There are a handful of plots to this book, any of which could have been worthy subplots in a more significant story, but instead of filling out that larger narrative, they're left to stand alone, connected by a story that feels like padding. We get something of a resolution to the kidnapping of Laren Mapstone (except it's interrupted and largely abandoned); we follow through on a pair of lingering consequences of Grandmother's evil (one of which feels odd, the other of which is resolved too easily); and we witness a gathering of forces by Mornhavon the Black (the best part of the first half of the book, but a disappointing twist in the second).
As for Karigan, her story is so scattered that it's hard to latch onto any one thread and become engaged. She's a battle-scarred veteran trying to overcome the horrors of the Second Empire; she's a love-struck young girl caught between desire and duty; she's a struggling merchant fighting to keep her clan afloat in her father's absence; she's the avatar of a god, caught in a cycle of death and rebirth; she's the target of a hidden, intangible enemy with games to play; and she spends most of the book either inside dreams or outside reality, never grounded long enough to really matter.
In many ways, this feels like Wheel of Time disease, where Sanderson took the outline for Jordan's final book and stretched it into an unnecessarily padded trilogy.
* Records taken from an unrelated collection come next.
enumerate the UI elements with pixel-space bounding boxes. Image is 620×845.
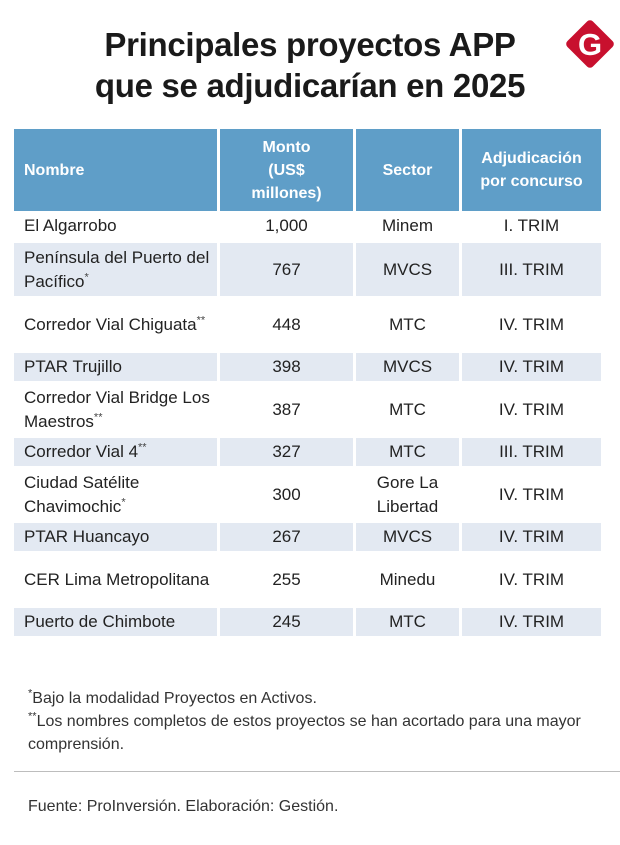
table-row: PTAR Trujillo 398 MVCS IV. TRIM <box>14 351 601 381</box>
page-title: Principales proyectos APP que se adjudic… <box>0 24 620 106</box>
project-name: Península del Puerto del Pacífico <box>24 247 210 291</box>
divider <box>14 771 620 772</box>
header-nombre-line: Nombre <box>24 161 85 179</box>
header-monto-line-3: millones) <box>251 184 322 202</box>
cell-sector: Minedu <box>353 551 459 606</box>
cell-sector: MTC <box>353 381 459 436</box>
projects-table: Nombre Monto (US$ millones) Sector Adjud… <box>14 129 601 636</box>
header-adjudicacion-line-1: Adjudicación <box>481 150 582 167</box>
title-line-1: Principales proyectos APP <box>104 26 516 63</box>
cell-adjudicacion: IV. TRIM <box>459 466 601 521</box>
cell-nombre: PTAR Trujillo <box>14 351 217 381</box>
project-name: Corredor Vial Bridge Los Maestros <box>24 387 210 431</box>
table-row: Corredor Vial 4** 327 MTC III. TRIM <box>14 436 601 466</box>
cell-sector: MTC <box>353 606 459 636</box>
column-header-monto: Monto (US$ millones) <box>217 129 353 211</box>
cell-sector: MVCS <box>353 351 459 381</box>
footnote-1-mark: * <box>28 687 33 700</box>
table-row: Corredor Vial Chiguata** 448 MTC IV. TRIM <box>14 296 601 351</box>
cell-adjudicacion: IV. TRIM <box>459 521 601 551</box>
table-row: Puerto de Chimbote 245 MTC IV. TRIM <box>14 606 601 636</box>
table-row: CER Lima Metropolitana 255 Minedu IV. TRIM <box>14 551 601 606</box>
cell-monto: 245 <box>217 606 353 636</box>
footnote-mark: ** <box>93 410 103 423</box>
cell-nombre: Península del Puerto del Pacífico* <box>14 241 217 296</box>
cell-nombre: Corredor Vial Bridge Los Maestros** <box>14 381 217 436</box>
project-name: PTAR Trujillo <box>24 357 122 376</box>
table-row: PTAR Huancayo 267 MVCS IV. TRIM <box>14 521 601 551</box>
project-name: El Algarrobo <box>24 216 117 235</box>
header-monto-line-1: Monto <box>262 138 311 156</box>
header-adjudicacion-line-2: por concurso <box>480 173 583 190</box>
cell-adjudicacion: III. TRIM <box>459 241 601 296</box>
cell-sector: MTC <box>353 296 459 351</box>
footnote-mark: * <box>84 270 89 283</box>
table-row: Corredor Vial Bridge Los Maestros** 387 MT… <box>14 381 601 436</box>
column-header-adjudicacion: Adjudicación por concurso <box>459 129 601 211</box>
cell-monto: 448 <box>217 296 353 351</box>
source-credit: Fuente: ProInversión. Elaboración: Gesti… <box>28 798 339 815</box>
footnote-1-text: Bajo la modalidad Proyectos en Activos. <box>32 690 317 707</box>
footnotes: *Bajo la modalidad Proyectos en Activos.… <box>28 687 608 756</box>
cell-adjudicacion: IV. TRIM <box>459 351 601 381</box>
footnote-2-mark: ** <box>28 710 37 723</box>
footnote-2: **Los nombres completos de estos proyect… <box>28 710 608 756</box>
project-name: PTAR Huancayo <box>24 527 150 546</box>
table-row: Ciudad Satélite Chavimochic* 300 Gore La L… <box>14 466 601 521</box>
cell-sector: MVCS <box>353 521 459 551</box>
cell-monto: 255 <box>217 551 353 606</box>
project-name: Ciudad Satélite Chavimochic <box>24 472 140 516</box>
header-monto-line-2: (US$ <box>268 161 305 179</box>
cell-adjudicacion: I. TRIM <box>459 211 601 241</box>
cell-nombre: Corredor Vial 4** <box>14 436 217 466</box>
cell-monto: 327 <box>217 436 353 466</box>
cell-nombre: CER Lima Metropolitana <box>14 551 217 606</box>
cell-monto: 267 <box>217 521 353 551</box>
cell-nombre: Ciudad Satélite Chavimochic* <box>14 466 217 521</box>
footnote-mark: ** <box>138 441 147 454</box>
cell-monto: 767 <box>217 241 353 296</box>
cell-sector: MTC <box>353 436 459 466</box>
project-name: Corredor Vial Chiguata <box>24 314 197 334</box>
cell-adjudicacion: III. TRIM <box>459 436 601 466</box>
title-line-2: que se adjudicarían en 2025 <box>94 67 526 104</box>
cell-adjudicacion: IV. TRIM <box>459 551 601 606</box>
footnote-2-text: Los nombres completos de estos proyectos… <box>28 713 581 753</box>
footnote-mark: * <box>121 495 126 508</box>
cell-nombre: Puerto de Chimbote <box>14 606 217 636</box>
project-name: Puerto de Chimbote <box>24 612 176 631</box>
cell-nombre: Corredor Vial Chiguata** <box>14 296 217 351</box>
cell-nombre: PTAR Huancayo <box>14 521 217 551</box>
cell-monto: 1,000 <box>217 211 353 241</box>
table-header-row: Nombre Monto (US$ millones) Sector Adjud… <box>14 129 601 211</box>
project-name: CER Lima Metropolitana <box>24 569 210 589</box>
cell-adjudicacion: IV. TRIM <box>459 606 601 636</box>
cell-nombre: El Algarrobo <box>14 211 217 241</box>
cell-monto: 300 <box>217 466 353 521</box>
cell-adjudicacion: IV. TRIM <box>459 381 601 436</box>
cell-monto: 398 <box>217 351 353 381</box>
logo-letter: G <box>578 27 602 62</box>
table-row: El Algarrobo 1,000 Minem I. TRIM <box>14 211 601 241</box>
gestion-logo-icon: G <box>566 20 614 68</box>
footnote-1: *Bajo la modalidad Proyectos en Activos. <box>28 687 608 710</box>
cell-sector: MVCS <box>353 241 459 296</box>
cell-sector: Gore La Libertad <box>353 466 459 521</box>
cell-adjudicacion: IV. TRIM <box>459 296 601 351</box>
cell-sector: Minem <box>353 211 459 241</box>
header-sector-line: Sector <box>382 161 433 179</box>
cell-monto: 387 <box>217 381 353 436</box>
column-header-nombre: Nombre <box>14 129 217 211</box>
project-name: Corredor Vial 4 <box>24 442 139 461</box>
column-header-sector: Sector <box>353 129 459 211</box>
footnote-mark: ** <box>196 313 206 326</box>
table-row: Península del Puerto del Pacífico* 767 MVC… <box>14 241 601 296</box>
When originally announced, this was supposed to be the end of Karigan's story arc, but Kristen Britain later chose to split it into 2 books due to its length, leaving us with the set-up book here and leaving the climax ahead of us. I can't help but feel she had to do a lot of stretching and padding to turn one too-lengthy book into two lengthy books, and it does Falling in a Sea of Stars no favors. Had she given us a trio of focused novellas, akin to The Dream Gatherer and Spirit of the Wood, I think she could have accomplished the same goal with greater emphasis, but that's just me.
At the end of the day, this is still a Green Rider book, and that makes it worth reading, but like Firebrand, it's a transitional novel where I expected more.
Rating: ♀ ♀ ♀
I received an advance review copy for free, and I am leaving this review voluntarily.